865 Smallest Subtree with all the Deepest Nodes 具有所有最深节点的最小子树
Description:
Given the root of a binary tree, the depth of each node is the shortest distance to the root.
Return the smallest subtree such that it contains all the deepest nodes in the original tree.
A node is called the deepest if it has the largest depth possible among any node in the entire tree.

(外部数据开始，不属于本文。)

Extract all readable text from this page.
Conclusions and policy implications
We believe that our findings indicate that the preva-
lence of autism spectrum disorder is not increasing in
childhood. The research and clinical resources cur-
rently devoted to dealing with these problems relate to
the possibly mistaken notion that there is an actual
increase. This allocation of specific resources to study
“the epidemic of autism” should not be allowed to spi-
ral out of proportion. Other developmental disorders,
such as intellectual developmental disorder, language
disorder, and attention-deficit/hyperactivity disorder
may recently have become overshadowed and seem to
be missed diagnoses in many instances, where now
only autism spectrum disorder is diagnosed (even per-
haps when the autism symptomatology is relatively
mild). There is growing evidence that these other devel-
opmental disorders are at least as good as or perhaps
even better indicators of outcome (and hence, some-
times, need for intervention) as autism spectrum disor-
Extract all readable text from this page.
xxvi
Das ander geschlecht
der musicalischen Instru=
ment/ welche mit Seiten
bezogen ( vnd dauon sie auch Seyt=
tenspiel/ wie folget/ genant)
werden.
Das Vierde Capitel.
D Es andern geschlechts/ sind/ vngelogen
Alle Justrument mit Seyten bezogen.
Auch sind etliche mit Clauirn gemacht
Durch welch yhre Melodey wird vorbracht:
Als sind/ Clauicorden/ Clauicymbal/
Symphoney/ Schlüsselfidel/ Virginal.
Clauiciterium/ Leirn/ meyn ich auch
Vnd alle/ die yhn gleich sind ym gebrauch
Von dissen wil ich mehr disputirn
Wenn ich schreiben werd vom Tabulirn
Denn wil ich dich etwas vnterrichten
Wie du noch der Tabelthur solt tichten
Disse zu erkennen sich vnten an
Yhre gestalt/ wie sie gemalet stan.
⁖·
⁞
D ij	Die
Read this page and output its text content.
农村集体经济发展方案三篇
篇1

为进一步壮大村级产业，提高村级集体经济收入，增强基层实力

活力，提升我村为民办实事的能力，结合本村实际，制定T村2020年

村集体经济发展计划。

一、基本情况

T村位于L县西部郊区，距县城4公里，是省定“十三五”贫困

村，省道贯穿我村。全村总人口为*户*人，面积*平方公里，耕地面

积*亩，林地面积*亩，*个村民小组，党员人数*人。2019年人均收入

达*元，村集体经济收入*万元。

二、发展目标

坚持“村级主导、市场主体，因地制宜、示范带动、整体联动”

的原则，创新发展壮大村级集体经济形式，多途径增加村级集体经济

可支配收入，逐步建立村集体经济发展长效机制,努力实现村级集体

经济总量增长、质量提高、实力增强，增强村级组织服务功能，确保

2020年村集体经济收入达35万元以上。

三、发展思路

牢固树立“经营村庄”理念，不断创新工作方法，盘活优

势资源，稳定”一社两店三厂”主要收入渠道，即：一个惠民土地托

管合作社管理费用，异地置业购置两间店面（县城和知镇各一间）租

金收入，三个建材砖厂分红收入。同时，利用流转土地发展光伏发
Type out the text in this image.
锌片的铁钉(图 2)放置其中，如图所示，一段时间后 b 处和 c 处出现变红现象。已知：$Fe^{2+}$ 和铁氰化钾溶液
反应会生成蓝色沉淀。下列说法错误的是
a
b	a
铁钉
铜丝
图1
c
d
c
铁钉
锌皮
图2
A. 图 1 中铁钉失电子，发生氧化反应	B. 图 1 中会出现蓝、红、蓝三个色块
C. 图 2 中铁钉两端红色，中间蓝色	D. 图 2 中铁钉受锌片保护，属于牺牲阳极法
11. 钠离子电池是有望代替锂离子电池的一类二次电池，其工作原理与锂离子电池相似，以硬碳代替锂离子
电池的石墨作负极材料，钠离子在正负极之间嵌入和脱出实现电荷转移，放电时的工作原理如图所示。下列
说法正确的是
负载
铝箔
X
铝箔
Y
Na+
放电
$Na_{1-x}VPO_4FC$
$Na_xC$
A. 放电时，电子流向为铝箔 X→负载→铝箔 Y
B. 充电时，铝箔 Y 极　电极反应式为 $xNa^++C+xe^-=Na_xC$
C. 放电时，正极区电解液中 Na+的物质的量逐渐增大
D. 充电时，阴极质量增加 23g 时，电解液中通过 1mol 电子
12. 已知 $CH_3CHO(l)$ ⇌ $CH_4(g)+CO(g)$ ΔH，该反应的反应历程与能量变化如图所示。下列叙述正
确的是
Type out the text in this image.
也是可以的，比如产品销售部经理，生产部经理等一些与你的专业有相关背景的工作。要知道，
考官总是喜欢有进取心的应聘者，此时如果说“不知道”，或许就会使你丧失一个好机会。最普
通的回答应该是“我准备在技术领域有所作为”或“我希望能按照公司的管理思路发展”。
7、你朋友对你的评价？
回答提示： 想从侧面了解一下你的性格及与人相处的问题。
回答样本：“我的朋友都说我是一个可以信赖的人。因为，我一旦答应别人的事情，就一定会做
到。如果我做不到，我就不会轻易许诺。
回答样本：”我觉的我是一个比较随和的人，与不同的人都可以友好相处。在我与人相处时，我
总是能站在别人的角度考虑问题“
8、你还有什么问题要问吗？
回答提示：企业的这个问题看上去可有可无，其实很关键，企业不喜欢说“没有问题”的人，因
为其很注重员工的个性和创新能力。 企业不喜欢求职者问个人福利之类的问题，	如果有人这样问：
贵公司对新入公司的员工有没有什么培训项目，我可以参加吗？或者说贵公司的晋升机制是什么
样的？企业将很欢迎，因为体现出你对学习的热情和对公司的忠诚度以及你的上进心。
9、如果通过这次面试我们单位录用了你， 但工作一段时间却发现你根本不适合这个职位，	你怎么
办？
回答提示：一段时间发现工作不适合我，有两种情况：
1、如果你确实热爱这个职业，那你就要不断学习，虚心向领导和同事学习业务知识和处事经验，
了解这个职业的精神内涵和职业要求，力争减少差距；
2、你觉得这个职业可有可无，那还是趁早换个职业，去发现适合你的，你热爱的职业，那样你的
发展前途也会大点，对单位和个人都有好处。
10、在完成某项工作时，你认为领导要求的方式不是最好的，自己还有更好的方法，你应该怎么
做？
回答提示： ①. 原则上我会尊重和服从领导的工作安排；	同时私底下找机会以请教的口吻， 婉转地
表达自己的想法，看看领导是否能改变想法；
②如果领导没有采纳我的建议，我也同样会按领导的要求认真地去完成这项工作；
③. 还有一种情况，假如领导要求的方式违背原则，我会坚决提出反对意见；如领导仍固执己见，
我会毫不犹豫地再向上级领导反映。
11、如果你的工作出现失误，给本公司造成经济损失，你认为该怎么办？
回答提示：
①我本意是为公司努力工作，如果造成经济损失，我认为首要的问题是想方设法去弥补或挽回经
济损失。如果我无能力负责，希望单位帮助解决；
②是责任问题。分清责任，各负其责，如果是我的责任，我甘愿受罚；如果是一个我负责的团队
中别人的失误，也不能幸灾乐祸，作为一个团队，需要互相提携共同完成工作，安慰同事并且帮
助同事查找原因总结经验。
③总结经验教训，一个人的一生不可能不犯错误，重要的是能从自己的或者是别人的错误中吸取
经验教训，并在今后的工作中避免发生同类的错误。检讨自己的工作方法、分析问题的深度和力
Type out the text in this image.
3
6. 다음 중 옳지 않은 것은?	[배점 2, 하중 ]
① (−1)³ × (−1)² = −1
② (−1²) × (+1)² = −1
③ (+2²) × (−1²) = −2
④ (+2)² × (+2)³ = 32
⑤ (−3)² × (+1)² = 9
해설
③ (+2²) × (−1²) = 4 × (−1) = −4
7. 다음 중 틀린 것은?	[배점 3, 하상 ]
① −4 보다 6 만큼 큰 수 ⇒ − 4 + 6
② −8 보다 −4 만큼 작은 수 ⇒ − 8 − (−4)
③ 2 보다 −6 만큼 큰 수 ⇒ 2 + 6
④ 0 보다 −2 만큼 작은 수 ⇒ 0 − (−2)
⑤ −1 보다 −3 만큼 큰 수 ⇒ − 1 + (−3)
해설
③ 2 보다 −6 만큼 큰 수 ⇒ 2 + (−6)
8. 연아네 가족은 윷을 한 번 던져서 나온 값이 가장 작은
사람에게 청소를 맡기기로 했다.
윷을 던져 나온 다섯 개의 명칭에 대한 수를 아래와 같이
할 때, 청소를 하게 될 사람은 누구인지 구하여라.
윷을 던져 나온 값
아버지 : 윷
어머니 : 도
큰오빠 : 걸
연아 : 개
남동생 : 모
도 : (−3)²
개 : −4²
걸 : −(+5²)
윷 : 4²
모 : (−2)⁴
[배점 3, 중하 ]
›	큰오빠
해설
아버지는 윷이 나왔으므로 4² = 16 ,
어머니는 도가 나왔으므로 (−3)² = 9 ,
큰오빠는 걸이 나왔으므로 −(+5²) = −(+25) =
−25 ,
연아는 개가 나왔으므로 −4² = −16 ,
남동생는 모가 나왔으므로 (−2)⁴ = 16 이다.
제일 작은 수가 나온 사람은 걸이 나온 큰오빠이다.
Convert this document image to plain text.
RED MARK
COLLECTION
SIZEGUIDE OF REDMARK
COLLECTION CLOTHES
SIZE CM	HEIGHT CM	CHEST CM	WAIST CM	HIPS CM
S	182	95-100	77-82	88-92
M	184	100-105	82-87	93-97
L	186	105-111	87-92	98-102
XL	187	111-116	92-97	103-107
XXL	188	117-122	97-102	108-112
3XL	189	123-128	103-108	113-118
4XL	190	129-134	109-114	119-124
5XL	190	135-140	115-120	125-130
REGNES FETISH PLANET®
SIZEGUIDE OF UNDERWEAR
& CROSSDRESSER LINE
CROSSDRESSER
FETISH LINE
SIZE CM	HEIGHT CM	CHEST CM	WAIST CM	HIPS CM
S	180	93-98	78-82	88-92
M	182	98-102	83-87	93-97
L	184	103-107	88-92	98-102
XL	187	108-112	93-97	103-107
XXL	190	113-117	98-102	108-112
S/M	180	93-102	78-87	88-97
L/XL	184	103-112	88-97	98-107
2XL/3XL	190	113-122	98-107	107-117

The subtree of a node is a tree consisting of that node, plus the set of all descendants of that node.
Example:
Example 1:
Input: root = [3,5,1,6,2,0,8,null,null,7,4]
Output: [2,7,4]
Explanation: We return the node with value 2, colored in yellow in the diagram.
The nodes coloured in blue are the deepest nodes of the tree.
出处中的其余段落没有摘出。